Течение мысли посреди извечной тьмы, которой нет края, которую не перетерпеть, не изжить. Ленное отдохновение духа, слишком уставшего от нашего ушедшего вовеки мира. Степенное течение клепсидр — не терзанием струн, но тихим перебором. Паучок, распятый в центре паутины собственного сознания, продолжает разматывать и разматывать сплетённые некогда узлы. Сон и явь, туманная благодать не растревоженного спокойствия.
Так было не всегда.
Если напрячься, ты можешь вспомнить и нечто иное.
Камерный ад. Ярость и гнев, бесконечный неудержимый крик, уходящий в пространство. Ты крушил хрустальные замки, неосторожно воздвигнутые некогда на зыбучем песке. Раздирая в кровь пальцы, надрывая глотку, истязая нервы и теряя рассудок.
Слепо.
Тут по-другому нельзя. Тут круглые сутки — постоянная тьма.
И это прошло, последнее бессильное движение остановило тебя на самом краю, за которым уже поджидало безумие. Хотя, действительно ли ты смог избегнуть этих липких объятий… Неважно. Эти диалоги, перемежаемые столетиями молчания, они пришли на смену крику. Теперь лишь они оставляли сознанию путь на свободу, если таковая вообще была возможна в этом тёмном мире. Так отступал страх.

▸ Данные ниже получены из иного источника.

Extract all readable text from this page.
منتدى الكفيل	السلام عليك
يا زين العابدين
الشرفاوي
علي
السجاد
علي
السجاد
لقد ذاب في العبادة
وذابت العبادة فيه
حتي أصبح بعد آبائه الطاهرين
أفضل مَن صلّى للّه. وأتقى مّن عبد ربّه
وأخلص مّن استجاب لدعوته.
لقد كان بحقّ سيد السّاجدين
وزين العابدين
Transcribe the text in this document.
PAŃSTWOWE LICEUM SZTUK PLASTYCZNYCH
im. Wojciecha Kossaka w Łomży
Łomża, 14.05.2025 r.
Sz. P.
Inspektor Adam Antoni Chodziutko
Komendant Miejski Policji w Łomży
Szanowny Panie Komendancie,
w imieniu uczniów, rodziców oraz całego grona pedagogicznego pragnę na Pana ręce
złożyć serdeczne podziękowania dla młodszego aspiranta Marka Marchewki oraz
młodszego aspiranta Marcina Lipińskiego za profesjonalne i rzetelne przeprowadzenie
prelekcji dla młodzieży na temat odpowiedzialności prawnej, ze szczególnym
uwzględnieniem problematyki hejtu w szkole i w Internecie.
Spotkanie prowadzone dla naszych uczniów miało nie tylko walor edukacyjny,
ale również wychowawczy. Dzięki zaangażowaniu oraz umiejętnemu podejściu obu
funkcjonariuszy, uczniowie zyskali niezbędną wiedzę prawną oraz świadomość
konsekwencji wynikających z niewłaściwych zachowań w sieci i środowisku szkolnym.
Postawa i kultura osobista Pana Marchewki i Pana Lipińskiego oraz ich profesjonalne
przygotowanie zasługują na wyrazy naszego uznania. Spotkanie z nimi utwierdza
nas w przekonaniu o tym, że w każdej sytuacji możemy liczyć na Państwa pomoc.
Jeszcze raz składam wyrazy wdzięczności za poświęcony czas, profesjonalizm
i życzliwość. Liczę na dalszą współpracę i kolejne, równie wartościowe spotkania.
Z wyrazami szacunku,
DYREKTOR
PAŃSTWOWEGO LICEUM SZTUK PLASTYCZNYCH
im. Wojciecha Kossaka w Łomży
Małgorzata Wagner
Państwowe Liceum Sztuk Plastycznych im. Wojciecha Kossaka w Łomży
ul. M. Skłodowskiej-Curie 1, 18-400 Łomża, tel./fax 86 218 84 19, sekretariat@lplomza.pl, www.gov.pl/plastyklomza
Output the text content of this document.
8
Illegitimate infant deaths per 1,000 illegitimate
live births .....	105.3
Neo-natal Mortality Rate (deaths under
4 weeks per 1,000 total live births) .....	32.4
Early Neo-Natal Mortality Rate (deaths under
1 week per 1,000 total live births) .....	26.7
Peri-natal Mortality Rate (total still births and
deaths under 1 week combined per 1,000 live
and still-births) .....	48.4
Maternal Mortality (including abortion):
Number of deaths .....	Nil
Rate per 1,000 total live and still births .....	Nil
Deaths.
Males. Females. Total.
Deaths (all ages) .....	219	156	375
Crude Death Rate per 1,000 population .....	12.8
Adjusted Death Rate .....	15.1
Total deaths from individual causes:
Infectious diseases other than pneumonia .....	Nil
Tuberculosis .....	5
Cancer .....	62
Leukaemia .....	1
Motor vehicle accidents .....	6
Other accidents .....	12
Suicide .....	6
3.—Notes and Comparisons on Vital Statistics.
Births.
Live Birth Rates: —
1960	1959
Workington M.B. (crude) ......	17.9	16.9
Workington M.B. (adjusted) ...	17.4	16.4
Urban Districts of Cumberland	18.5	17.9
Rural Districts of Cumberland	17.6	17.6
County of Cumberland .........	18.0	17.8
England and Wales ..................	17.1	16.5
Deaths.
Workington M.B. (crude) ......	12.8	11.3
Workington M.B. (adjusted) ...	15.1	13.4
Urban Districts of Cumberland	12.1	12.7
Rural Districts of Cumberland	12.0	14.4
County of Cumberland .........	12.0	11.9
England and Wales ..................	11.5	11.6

Он жаждал свободной энергии, чтобы продолжить свой бесконечный полёт, чтобы завершить его, наконец. Эфемерное создание в недрах мёртвой капсулы и такого же мёртвого тела, теперь он с жадностью впитывал тепло приближающегося светила, цепким зрением призрака впиваясь в марево его пламени, высматривая там, на ближних орбитах, крошечные точечки планет.
Звёзды могут давать силу, они могут давать жизнь, но только планеты могут эту жизнь принять, только планеты могут придать смысл её, звезды, существованию. Если воля неведомого из глубин Иторы забросила его сюда, если это она дала ему вторую жизнь и второй шанс, если у этой второй жизни вообще была какая-то цель, эта цель ему будет открыта именно здесь.
Неизведанный мир безымянной звезды — планета предстала перед ним разом, во всей своей грандиозной красе, сверкающая искра в облаке грязно-косматого савана, простирающегося вокруг неё подобно звёздным протуберанцам. Тысячекилометровые языки призрачного ничто жили своей жизнью, вымешивая из окружающего вакуума некую субстанцию, известную только их творцу.
Что это было, он не знал, но даже отсюда, за миллипарсеки от поверхности планеты, он чувствовал, как эти щупальца добираются и до него, проникая в самую глубь его существа и оставляя там тончайший след узнавания.
Эти полуживые-полуразумные щупальца проникали сквозь саму ткань пространства куда-то в его самые потаённые глубины, едва смещая спектры частиц и повелевая миллиардами тонн небесного вещества с лёгкостью пушинки.
Если не это его цель, то что же тогда — она.
Он чувствовал, чувствовал эти бесплотные тени в толще пространства, едва уловимые, невесомые, заполненные пустотой, но реальные для него, а значит — как всё материальное — дающие ему такую долгожданную точку приложения скромных, но так долго копившихся сил.
Капсула дрогнула, застонала, просыпалась в пустоту космоса грязной стружкой последних мгновенно испаряющихся атомов примороженного к теневой стороне летучего вещества. Крошечная рукотворная комета начинала свой путь на низкие орбиты, уже точно зная, куда ей необходимо прибыть.